Das Hilfswerk der evangelischen Kirchen Schweiz und «Brot für alle» fusionieren. Die Hoffnung: Gemeinsam stärker sein.

2018 war ein schwieriges Jahr für das das Hilfswerk der evangelischen Kirchen der Schweiz (Heks). Die Spenden sind spürbar zurückgegangen – mit der Konsequenz, dass die Organisation sechs Mitarbeiter entlassen muss. Ausserdem wird das Hilfswerk seine Projekte in Moldawien und Simbabwe beenden.

Deshalb wurden jetzt die Weichen gestellt für eine Fusion mit «Brot für alle» (BFA). Peter Merz, der Direktor des Heks, sagt dazu: «Unser Anliegen ist, dass wir unsere Spendegelder möglichst effektiv einsetzen. In den Gesprächen mit BFA wurde klar: Gemeinsam können wir das besser machen.» Eine grössere Organisation dürfte mehr potenzielle Spenderinnen und Spender ansprechen – so die Erwartung.

Gegenseitig ergänzen

Beim Zusammenschluss von Heks und BFA gehe es aber nicht nur um die Spendengelder, betonen die beiden Organisationen, die beide ihre Wurzeln bei der reformierten Kirche haben. Auch inhaltlich sei die Fusion sinnvoll, unterstreicht Bernard DuPasquier, der Geschäftsleiter von BFA. «Wir kommen zur Erkenntnis, dass sich unsere Organisationen gut gegenseitig ergänzen.»

Denn während das Heks konkrete Hilfs- und Entwicklungsprojekte in über 30 Ländern betreibt und auch in der Schweiz sozial Bedürftigen und Asylbewerbern zur Seite steht, ist BFA eher eine entwicklungspolitische Organisation. So macht BFA Kampagnen zu Themen wie fairem Handel, der Problematik des Palmöl-Anbaus oder umstrittenen Geschäften von Schweizer Banken in der Dritten Welt.

Druck aus Politik ist stärker geworden

Die Verantwortlichen von Heks und BFA erhoffen sich eine grössere Wirkung, wenn sie in zwei Jahren zu einer Organisation zusammengeschlossen sind. Bei der Fusion der beiden Hilfswerke wird es zu einem gewissen Stellenabbau kommen. Dieser soll aber möglichst durch Abgänge stattfinden – und nicht durch Entlassungen.
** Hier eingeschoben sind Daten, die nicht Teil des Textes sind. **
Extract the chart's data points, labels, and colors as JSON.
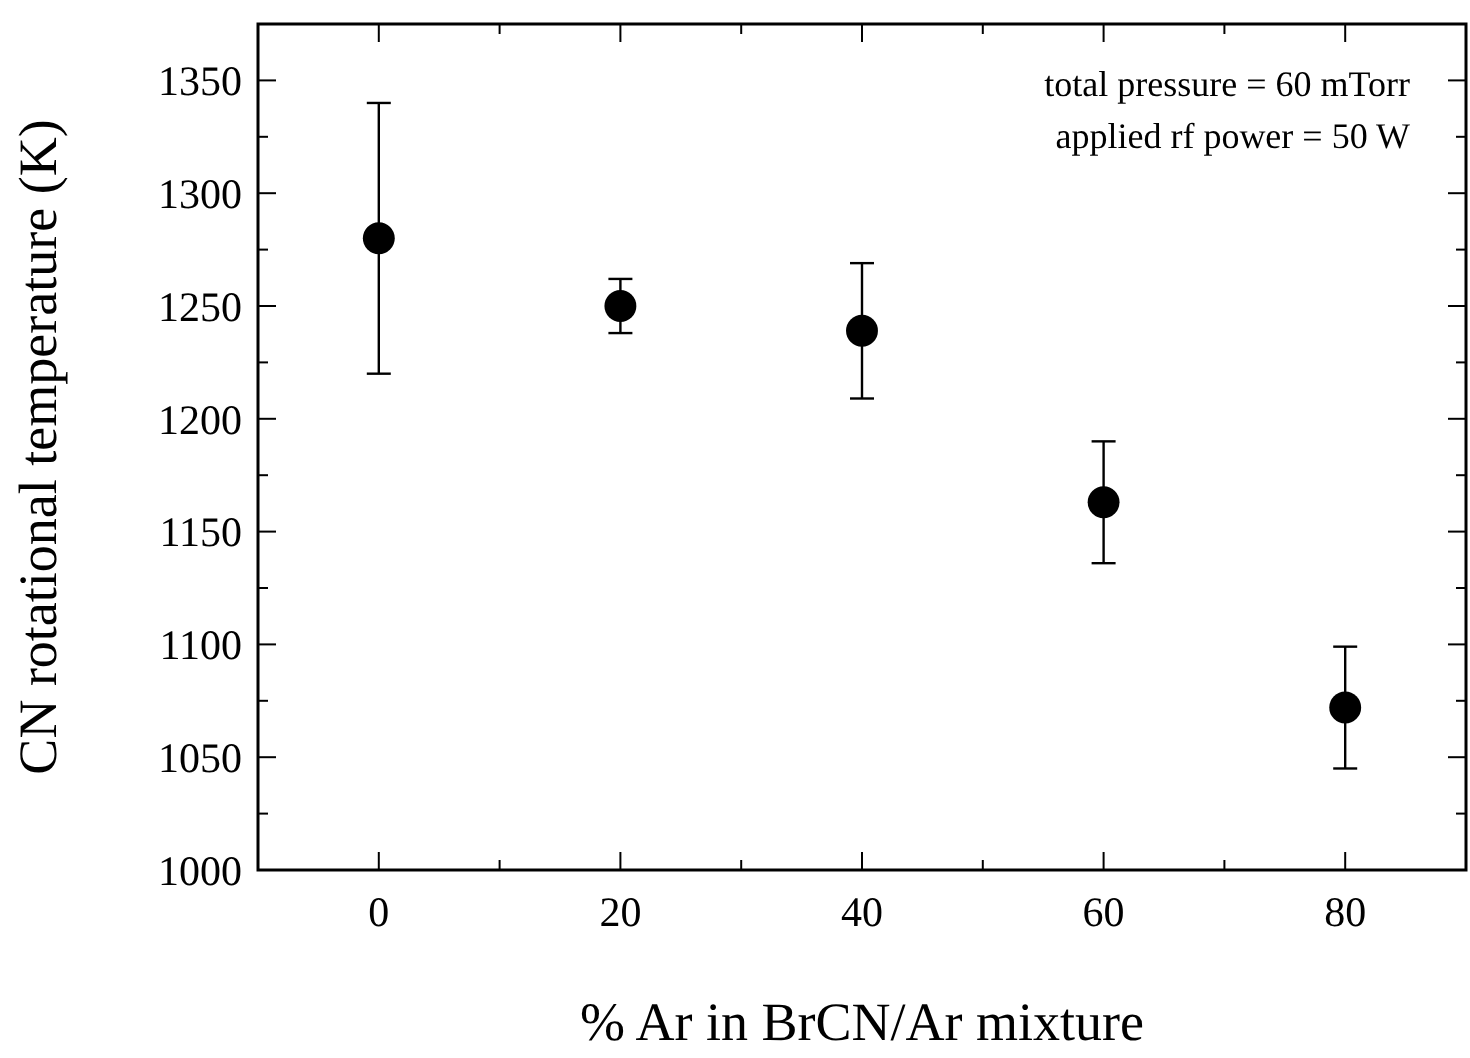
{
  "chart_data": {
    "type": "scatter",
    "xlabel": "% Ar in BrCN/Ar mixture",
    "ylabel": "CN rotational temperature (K)",
    "x": [
      0,
      20,
      40,
      60,
      80
    ],
    "series": [
      {
        "color": "#000000",
        "values": [
          1280,
          1250,
          1239,
          1163,
          1072
        ],
        "errors": [
          60,
          12,
          30,
          27,
          27
        ]
      }
    ],
    "xlim": [
      -10,
      90
    ],
    "xticks": [
      0,
      {
        "value": 10,
        "label": null
      },
      20,
      {
        "value": 30,
        "label": null
      },
      40,
      {
        "value": 50,
        "label": null
      },
      60,
      {
        "value": 70,
        "label": null
      },
      80
    ],
    "ylim": [
      1000,
      1375
    ],
    "yticks": [
      1000,
      {
        "value": 1025,
        "label": null
      },
      1050,
      {
        "value": 1075,
        "label": null
      },
      1100,
      {
        "value": 1125,
        "label": null
      },
      1150,
      {
        "value": 1175,
        "label": null
      },
      1200,
      {
        "value": 1225,
        "label": null
      },
      1250,
      {
        "value": 1275,
        "label": null
      },
      1300,
      {
        "value": 1325,
        "label": null
      },
      1350
    ],
    "marker": "circle",
    "grid": false,
    "annotations": [
      "total pressure = 60 mTorr",
      "applied rf power = 50 W"
    ]
  }
}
Wie die neue Organisation, nach der Fusion von Heks und BFA heissen soll, ist noch offen. «Wir werden in einem ersten Schritt beide Marken behalten, weil sie bekannt sind und getragen werden.»

Aber klar ist: Es ist einiges in Bewegung bei den Schweizer Entwicklungsorganisationen. Denn neben dem Kampf um Spenderinnen und Spender ist auch der Druck aus der Politik stärker geworden. Der Bundesrat will seine Entwicklungszusammenarbeit mehr an den wirtschaftlichen und migrationspolitischen Interessen der Schweiz orientieren.

Auch im Parlament gibt es immer wieder Vorstösse, die öffentliche Entwicklungshilfe zu kürzen. Davon wären auch die Nicht-Regierungs-Organisationen betroffen. Denn diese erhalten für ihre Projekte eben auch Geld aus den staatlichen Töpfen.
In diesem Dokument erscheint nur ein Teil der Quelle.